How do I solve for conditional variance in a continuous distribution?

[waealu]

I am working on studying for a probability exam and I just came across conditional variance, but I can't find anything in my materials for how to solve it.

If I want to find the conditional variance of Y given that X=x, or Var[Y|X=x], how would I solve it? I am given a continuous distribution function of:

f(x,y) = 2x, for 0<x<1, x<y<x+1
otherwise 0.

How do I set up this question?

Thanks!

 

[waealu]

Sorry, I think I posted this in the wrong part of the forum. I re-posted it in the Homework help section.

 

[chiro]

Hey waealu and welcome to the forums.

Given VAR[Y|X=x] = E[Y^2|X=x] - (E[Y|X=x])^2, what can you do to calculate the variance?

 

[waealu]

I understand that's how you could get the conditional variance, but how do you get the conditional expectation.

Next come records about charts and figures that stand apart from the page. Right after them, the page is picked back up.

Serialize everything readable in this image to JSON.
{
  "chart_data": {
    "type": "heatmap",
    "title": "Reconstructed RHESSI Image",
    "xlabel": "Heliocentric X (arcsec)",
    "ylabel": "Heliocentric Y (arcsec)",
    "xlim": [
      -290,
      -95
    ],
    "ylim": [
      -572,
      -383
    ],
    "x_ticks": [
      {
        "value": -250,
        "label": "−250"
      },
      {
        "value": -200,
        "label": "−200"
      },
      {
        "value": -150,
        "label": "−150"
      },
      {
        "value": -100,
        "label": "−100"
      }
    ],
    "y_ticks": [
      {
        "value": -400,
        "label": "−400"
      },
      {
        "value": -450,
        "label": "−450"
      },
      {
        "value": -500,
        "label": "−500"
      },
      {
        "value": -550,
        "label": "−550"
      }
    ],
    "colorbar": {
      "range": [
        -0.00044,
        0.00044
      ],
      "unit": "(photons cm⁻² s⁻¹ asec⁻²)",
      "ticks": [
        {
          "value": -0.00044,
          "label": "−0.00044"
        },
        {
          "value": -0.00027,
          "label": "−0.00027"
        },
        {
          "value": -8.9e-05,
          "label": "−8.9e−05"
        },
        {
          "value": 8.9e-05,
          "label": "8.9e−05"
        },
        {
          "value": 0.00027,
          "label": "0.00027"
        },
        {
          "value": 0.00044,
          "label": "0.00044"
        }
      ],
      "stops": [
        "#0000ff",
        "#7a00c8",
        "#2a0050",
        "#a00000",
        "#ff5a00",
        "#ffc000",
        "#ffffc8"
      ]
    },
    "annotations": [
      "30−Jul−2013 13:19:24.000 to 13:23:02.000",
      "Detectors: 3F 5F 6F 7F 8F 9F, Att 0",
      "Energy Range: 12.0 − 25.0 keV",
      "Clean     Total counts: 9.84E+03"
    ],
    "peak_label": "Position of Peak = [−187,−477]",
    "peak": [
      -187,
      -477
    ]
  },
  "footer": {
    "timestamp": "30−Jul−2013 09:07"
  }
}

Is it E[Y|X=x]=∫ y*f(y|x)*dy ?

Where f(y|x) = f(x,y) / f(x) ?

 

[chiro]

You integrate out the y component and get an expectation in terms of some x. So usually for getting the expectation of a bi-variate distribution, you integrate across some two-dimensional region, but since it is conditional you are going to integrate with respect to dy and you will get a conditional expectation in terms of some parameter for X=x.

The easiest way to think of it is that for each value of x there is a 'slice' that is in the y-z axis that corresponds to a univariate distribution in terms of y for a fixed x. So if think of the individual slices corresponding to x-values, you have a different univariate distribution for every valid value of x and you are finding an expectation conditioned on a particular value of x. Because you don't specify the x-value it becomes a parameter.

So the conditional expectation assuming E[Y|X=x] is Integral(y-minimum,ymaximum)yf(x,y)dy.